Previously on Quarry: “A Mouthful of Splinters“
Quarry S1E4 “Seldom Realized”| Starring: Logan Marshall-Green, Jodi Balfour, Peter Mullan, Nikki Amuka-Bird, Damon Herriman, Edoardo Ballerini, Chloe Elise, Josh Randall, Happy Anderson | Written by: Michael D. Fuller and Graham Gordy | Directed by: Greg Yaitanes
Coming into the 1972 Olympics in Munich, Germany, American swimmer Mark Spitz had his eye on six gold medals; he would break several world records on his way to an eventual seven gold medals that year. That incredible performance is overshadowed, however, by the events that would unfold later in the games: nine Israelis were tragically taken hostage by terrorists and killed. This dark moment in history serves as a macabre backdrop to–as well as a stark mirror of–this episode.
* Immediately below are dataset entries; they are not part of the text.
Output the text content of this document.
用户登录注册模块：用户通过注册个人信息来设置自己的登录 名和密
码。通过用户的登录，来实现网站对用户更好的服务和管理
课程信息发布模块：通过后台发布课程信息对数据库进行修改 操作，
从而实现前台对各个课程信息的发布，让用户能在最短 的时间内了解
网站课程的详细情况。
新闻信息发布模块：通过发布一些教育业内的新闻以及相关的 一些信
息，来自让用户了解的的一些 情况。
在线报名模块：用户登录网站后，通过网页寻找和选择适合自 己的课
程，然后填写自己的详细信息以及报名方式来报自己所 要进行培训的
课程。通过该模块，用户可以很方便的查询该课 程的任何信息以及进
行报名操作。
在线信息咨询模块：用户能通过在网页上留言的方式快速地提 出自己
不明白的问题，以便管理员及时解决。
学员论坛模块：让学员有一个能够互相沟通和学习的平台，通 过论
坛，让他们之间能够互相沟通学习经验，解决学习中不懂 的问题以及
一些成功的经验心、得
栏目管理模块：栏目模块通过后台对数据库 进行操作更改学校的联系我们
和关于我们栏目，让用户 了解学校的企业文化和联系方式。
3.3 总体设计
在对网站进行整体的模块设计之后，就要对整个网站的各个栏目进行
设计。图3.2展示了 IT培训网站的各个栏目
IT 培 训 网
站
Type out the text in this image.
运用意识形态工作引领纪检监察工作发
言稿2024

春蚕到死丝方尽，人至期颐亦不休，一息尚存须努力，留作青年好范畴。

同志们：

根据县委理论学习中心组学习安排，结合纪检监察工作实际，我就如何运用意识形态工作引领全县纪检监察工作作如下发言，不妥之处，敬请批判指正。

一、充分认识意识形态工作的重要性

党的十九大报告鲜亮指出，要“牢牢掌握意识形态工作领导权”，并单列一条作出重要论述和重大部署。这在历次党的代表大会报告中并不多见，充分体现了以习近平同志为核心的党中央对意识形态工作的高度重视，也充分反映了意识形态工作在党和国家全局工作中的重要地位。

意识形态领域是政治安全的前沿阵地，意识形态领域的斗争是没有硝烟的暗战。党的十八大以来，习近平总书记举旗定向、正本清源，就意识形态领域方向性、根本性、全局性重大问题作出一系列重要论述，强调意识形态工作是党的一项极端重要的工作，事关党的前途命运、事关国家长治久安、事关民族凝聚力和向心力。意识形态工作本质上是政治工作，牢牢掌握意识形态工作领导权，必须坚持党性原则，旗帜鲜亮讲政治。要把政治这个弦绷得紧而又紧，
Each successive episode of Quarry has been my favorite of the series, and I see no reason why “Seldom Realized” should derail that trend… well, until next week when the series must try and find a way to top this outstanding ball of rubber bands languidly popping apart over the course of an hour of weed, prostitution, and Gumby.
In last week’s “A Mouthful of Splinters”, we saw the abscessed tooth that was Mac and Joni’s relationship extracted and shown for the rotten and still-decaying mass that it really was. They did not know each other anymore, they did not need each other anymore, and they did not love each other anymore.
This week is all about staring directly into the raw nerve left exposed by that extraction. Mac and Joni took the car given to them by Karl last week, and they ran all the way to a rundown motel in northwest Arkansas (about 5 hours from Memphis, two days later). The brilliance of this episode–and I do think it is brilliant–is in what is not here: namely, Memphis. The previous three episodes spent so much real estate establishing its environment: Mac and Joni’s house, their pool, the bars, the streets, the homes of their friends and neighbors; all of it is stripped away from Mac and Joni. They are strangers in a strange land, and all they have is each other.
Most notable among everything taken away from them–and us–is the music of Memphis. The previous episodes, and what is presumably going to be the entirety of the series, is deeply rooted in the musical presence of its locale. In such a fantastic decision, Greg Yaitanes (or whomever made the choice) doesn’t just take the music away outright; it’s put through a shitty radio and played in the tinny way only terrestrial radio in the 1970s can provide. It makes us long for the familiar, just as Mac and Joni are doing.
We’re not finished with narrative tricks, metaphors, and allegories, yet, because this shithole motel also happens to have a swimming pool in dire need of cleaning; it has become a cesspool of neglect and indifference, just like Mac and Joni’s relationship. What does Mac do? He spends much of the episode trying to fix it; to fix everything. You can only fix things, though, if you acknowledge what is wrong. Is it a bad pump? Is it keeping secrets? Maybe a little of both.
While this is going on, Suggs–the one-legged man–inserts himself into Mac and Joni’s lives; their actual lives. He goes through their home, he visits Joni’s coworkers: he is a foreign presence in our environment. I felt violated while watching him touch our stuff. Suggs, The Broker, Karl, all of it; it’s all supposed to be kept separate from Mac’s personal life. At least that’s what the first three episodes told us, but we knew that couldn’t last. You can’t keep two lives separate; not if you want them both to survive.
This is illustrated perfectly, and in a very dark reflection of that massacre in Munich in 1972, by the inevitability of danger finding Mac and Joni’s island paradise of stress and paranoia. As those Olympic games take a tragic turn, we see all of Mac and Joni’s gains come crashing directly into Suggs and his dogged pursuit of vengeance.
Isolating Mac and Joni, and forcing them to talk, was the perfect way to pivot this story in a new direction as it still has four more episodes to play out its plot. “Seldom Realized” could easily standalone as a singular story of fear and loathing in Arkansas, but to have it as just one episode of a series? That is something that is… uh… not often achieved.
“Seldom Realized” takes the events of all three preceding episodes and plays them for leverage against the audience’s expectation and comfort, leading to an exceptional hour of riveting television.